Owens-Illinois, Inc. (NYSE: OI) is the world’s largest glass container manufacturer and preferred partner for many of the world’s leading food and beverage brands. The Company had revenues of $6.2 billion in 2015 and employs 27,000 people at 80 plants in 23 countries. With global headquarters in Perrysburg, Ohio, O-I delivers safe, sustainable, pure, iconic, brand-building glass packaging to a growing global marketplace. For more information, visit o-i.com.

 

INVESTOR CONTACT

 

Sasha Sekpeh, 567-336-5128 — O-I Investor Relations

Kristin Kelley, 567-336-2395 — O-I Corporate Communications

 

Forward-looking Statements

 

This document contains “forward-looking” statements within the meaning of Section 21E of the Securities Exchange Act of 1934 and Section 27A of the Securities Act of 1933. Forward-looking statements reflect the Company’s current expectations and projections about future events at the time, and thus involve uncertainty and risk.
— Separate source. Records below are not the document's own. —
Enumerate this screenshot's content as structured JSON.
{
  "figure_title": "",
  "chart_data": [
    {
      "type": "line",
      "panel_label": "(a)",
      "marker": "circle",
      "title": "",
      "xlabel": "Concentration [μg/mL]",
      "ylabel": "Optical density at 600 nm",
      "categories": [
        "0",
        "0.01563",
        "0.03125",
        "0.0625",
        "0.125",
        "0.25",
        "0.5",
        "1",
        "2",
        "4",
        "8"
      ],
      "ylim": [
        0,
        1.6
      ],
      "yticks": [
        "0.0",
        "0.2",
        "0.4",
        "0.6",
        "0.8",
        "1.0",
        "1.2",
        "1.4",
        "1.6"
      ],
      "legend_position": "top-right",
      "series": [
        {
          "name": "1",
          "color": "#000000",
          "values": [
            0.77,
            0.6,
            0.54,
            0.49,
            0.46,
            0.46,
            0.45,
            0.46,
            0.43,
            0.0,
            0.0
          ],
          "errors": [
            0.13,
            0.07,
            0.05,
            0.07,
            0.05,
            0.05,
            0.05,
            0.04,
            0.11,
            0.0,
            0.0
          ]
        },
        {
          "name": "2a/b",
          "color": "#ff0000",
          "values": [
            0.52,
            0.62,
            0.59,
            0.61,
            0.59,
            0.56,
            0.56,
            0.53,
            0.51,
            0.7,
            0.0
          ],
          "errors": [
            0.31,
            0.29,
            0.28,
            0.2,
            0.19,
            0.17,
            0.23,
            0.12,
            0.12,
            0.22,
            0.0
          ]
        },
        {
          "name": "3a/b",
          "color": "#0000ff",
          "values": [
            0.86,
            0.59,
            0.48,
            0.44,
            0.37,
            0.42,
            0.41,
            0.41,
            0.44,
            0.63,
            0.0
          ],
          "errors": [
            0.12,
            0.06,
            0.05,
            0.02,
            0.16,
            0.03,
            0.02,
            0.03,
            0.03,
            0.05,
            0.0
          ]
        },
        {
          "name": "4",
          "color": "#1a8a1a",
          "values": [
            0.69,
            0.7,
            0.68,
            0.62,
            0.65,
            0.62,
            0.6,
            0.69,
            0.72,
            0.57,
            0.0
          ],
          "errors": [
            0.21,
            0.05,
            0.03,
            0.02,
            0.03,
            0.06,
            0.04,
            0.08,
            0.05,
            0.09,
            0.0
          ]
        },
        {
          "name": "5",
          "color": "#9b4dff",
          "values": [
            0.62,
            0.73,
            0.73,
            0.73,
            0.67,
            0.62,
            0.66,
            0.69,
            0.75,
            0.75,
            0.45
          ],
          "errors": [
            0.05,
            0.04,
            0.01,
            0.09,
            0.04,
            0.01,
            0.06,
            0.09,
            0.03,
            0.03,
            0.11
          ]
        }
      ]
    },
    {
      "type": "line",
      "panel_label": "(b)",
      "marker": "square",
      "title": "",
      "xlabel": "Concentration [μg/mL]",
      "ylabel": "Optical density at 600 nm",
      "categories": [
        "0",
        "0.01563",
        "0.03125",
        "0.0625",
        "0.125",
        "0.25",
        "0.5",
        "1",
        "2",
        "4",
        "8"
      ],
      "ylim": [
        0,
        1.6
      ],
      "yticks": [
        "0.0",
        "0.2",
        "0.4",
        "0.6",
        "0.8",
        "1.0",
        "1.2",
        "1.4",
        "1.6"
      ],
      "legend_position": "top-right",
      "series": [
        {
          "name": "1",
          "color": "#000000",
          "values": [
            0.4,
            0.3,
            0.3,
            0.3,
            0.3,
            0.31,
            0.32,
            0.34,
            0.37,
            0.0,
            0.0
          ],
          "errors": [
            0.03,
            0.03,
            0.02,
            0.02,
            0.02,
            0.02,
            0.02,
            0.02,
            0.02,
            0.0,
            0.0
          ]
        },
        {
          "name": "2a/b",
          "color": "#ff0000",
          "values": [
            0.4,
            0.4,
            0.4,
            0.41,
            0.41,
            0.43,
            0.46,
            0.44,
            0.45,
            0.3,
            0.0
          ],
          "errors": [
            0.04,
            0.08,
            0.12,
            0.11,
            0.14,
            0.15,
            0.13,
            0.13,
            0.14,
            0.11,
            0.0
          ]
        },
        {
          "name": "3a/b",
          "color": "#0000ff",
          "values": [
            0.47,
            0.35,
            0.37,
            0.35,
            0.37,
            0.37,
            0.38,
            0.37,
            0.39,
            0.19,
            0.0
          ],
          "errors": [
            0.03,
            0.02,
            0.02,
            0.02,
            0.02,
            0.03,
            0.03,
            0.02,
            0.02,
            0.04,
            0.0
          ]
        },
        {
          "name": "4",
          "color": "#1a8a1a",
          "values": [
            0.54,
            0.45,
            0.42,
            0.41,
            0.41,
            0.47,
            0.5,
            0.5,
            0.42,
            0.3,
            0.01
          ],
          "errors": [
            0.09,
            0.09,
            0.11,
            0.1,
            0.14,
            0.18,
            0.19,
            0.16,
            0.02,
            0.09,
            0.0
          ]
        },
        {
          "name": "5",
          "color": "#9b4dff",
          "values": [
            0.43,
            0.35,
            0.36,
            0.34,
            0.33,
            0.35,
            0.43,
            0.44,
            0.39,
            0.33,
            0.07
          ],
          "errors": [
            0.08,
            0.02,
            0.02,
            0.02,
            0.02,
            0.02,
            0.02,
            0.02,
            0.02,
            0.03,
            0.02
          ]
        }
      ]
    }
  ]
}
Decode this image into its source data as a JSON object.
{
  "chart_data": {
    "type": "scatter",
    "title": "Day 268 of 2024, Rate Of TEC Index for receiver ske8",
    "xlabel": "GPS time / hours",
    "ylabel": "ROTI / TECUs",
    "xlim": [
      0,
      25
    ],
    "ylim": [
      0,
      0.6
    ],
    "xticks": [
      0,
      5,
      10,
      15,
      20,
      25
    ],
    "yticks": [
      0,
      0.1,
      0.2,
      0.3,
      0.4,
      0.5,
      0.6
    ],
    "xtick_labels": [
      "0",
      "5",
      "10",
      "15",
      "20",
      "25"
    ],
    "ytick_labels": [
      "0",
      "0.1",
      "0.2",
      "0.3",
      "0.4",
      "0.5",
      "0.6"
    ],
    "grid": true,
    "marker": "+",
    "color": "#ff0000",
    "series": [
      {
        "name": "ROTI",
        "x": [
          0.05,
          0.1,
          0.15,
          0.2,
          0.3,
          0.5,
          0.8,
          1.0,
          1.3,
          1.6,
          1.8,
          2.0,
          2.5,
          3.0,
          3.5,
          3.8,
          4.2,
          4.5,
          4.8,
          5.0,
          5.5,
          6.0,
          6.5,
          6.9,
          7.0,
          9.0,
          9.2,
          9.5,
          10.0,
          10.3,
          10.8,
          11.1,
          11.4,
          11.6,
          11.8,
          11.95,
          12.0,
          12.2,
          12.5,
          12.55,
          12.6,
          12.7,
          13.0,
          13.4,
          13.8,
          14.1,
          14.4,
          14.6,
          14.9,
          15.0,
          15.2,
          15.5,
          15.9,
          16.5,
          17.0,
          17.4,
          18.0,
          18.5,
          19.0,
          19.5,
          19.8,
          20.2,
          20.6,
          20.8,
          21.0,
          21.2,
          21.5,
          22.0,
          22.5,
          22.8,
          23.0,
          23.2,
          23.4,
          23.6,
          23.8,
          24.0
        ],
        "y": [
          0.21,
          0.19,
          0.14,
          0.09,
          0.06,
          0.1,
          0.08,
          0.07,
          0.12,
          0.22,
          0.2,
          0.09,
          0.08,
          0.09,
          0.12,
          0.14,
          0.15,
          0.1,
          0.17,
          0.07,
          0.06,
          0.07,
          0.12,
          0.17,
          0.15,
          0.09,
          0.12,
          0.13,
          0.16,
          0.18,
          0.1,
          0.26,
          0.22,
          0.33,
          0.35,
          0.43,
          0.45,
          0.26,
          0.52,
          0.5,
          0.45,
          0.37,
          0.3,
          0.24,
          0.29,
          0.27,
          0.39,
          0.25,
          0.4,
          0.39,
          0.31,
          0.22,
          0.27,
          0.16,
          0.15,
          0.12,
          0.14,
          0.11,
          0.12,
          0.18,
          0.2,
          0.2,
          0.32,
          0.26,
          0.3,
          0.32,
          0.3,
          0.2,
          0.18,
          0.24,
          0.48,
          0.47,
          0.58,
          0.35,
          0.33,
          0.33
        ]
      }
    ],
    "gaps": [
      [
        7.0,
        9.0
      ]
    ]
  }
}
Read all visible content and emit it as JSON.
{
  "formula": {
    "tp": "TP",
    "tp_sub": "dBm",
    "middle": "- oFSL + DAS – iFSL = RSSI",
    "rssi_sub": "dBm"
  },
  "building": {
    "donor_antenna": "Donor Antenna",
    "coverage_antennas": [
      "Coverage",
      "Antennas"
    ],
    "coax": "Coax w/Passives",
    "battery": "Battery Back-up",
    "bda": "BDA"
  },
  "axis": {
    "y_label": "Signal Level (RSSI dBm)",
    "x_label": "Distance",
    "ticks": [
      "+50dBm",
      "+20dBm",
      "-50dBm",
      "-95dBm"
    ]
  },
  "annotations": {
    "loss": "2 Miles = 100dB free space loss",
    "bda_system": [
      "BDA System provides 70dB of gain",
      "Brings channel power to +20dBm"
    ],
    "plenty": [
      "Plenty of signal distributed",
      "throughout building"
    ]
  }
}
The words “believe,” “expect,” “anticipate,” “will,” “could,” “would,” “should,” “may,” “plan,” “estimate,” “intend,” “predict,” “potential,” “continue,” and the negatives of these words and other similar expressions generally identify forward looking statements. The Company’s management has not yet completed its assessment of the error in the previously filed financial reports discussed in this

 



 

document. In addition, the Company may not be able to file the amended 2015 Annual Report in the time frame expected. Any forward-looking statements in this document are based on certain assumptions and analyses made by the Company in light of its experience and perception of historical trends, current conditions, expected future developments, and other factors it believes are appropriate in the circumstances. Forward-looking statements are not a guarantee of future performance and actual results or developments may differ materially from expectations. While the Company continually reviews trends and uncertainties affecting the Company’s results of operations and financial condition, the Company does not assume any obligation to update or supplement any particular forward-looking statements contained in this document.